Here's my rough calculations. This variation on my schedule, not counting telecommuting days, is probably three times a month. If only 1/3 of the time, I'm also making a detour stop to shuttle the kid, it's still 12 times a year I have the opportunity to make a choice to save a little money, or at least, not spend more money. Twelve times X $3.00 (average between cheap small coffee and blended drink), and I have $36.00 left in my wallet. Round trip savings on going home, then picking up my kid, 10 miles at current federal mileage rate of $ .55, at 12 times, and I've saved $66 in car wear and tear. Of course I won't have anyone handing me a check at the end of the year for $36 or $66, and might not even notice the savings, but the important point is that it is there. Finding the little ways to shave dollars off monthly expenditures, cumulatively adds up until there is actually more wallet than month come April 30, July 31, or any end of month.

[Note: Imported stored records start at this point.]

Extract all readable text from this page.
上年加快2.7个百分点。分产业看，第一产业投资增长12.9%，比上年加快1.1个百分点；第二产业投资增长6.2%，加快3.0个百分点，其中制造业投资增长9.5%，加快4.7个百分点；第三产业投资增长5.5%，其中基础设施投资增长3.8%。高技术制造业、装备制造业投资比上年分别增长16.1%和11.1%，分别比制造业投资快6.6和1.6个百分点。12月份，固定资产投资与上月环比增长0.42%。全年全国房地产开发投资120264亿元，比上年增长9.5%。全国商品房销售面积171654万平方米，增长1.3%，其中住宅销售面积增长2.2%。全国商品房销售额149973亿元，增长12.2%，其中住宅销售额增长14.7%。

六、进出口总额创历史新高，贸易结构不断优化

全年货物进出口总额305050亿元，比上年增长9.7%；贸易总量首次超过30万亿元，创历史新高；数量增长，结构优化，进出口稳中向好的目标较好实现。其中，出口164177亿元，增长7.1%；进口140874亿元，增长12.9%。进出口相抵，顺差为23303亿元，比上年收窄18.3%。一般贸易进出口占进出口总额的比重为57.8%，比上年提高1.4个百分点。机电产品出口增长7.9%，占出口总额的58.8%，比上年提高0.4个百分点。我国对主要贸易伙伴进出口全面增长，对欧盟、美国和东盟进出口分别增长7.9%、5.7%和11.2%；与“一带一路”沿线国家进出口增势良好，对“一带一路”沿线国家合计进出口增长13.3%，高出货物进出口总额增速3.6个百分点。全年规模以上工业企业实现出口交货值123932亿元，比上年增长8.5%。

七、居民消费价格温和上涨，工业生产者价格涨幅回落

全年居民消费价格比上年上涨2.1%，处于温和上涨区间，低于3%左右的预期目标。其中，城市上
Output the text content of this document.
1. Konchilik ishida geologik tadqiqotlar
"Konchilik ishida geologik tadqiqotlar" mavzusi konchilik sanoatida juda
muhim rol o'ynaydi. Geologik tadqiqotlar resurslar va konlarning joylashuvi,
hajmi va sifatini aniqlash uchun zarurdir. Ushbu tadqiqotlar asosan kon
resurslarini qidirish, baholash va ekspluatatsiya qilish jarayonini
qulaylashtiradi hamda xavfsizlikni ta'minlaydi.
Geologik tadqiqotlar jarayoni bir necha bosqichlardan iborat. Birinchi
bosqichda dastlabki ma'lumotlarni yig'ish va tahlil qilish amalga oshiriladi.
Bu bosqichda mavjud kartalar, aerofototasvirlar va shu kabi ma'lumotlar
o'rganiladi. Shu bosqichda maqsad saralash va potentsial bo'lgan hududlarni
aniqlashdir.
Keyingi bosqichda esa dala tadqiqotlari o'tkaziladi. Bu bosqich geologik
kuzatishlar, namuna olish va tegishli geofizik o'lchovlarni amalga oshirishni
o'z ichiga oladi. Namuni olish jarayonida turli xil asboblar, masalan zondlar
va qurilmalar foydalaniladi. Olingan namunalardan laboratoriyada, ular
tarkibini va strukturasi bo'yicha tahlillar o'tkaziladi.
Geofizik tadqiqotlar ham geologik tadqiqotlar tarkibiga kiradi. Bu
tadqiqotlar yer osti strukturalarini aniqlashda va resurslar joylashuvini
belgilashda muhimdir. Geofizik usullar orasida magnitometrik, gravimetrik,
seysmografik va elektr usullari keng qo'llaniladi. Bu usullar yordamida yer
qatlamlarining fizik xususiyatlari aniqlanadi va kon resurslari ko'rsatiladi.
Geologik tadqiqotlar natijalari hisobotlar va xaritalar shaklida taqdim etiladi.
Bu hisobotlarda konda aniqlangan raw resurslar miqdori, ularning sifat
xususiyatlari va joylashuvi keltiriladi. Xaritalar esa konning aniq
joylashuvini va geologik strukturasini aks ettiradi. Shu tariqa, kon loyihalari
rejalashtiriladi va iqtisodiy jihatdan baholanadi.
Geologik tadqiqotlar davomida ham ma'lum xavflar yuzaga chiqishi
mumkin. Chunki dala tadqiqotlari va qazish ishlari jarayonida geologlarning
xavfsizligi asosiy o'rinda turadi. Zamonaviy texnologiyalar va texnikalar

There was a time when I had to think about things down to the penny, and I read a couple blogs where the writer is living on this tight edge all the time. I'm not going to get my calculator out for every transaction, but doing the math a time or two puts some perspective in all the holes in my checkbook. I won't give up my coffee habit completely. A cheap small coffee is a low price for a second office when the telecommuting days get to be a drag or makes for a better meeting environment than an enclosed meeting room at my office. But am I combining errands instead of haplessly jumping in the car to take care of a singleton situation? Am I taking advantage of free resources, resources I've paid through taxes to support like the library for free Internet, without the need to buy a coffee house beverage when I have time to kill? Where are there other places to plug those holes, without even thinking of them as frugal strategies, but just common behavior?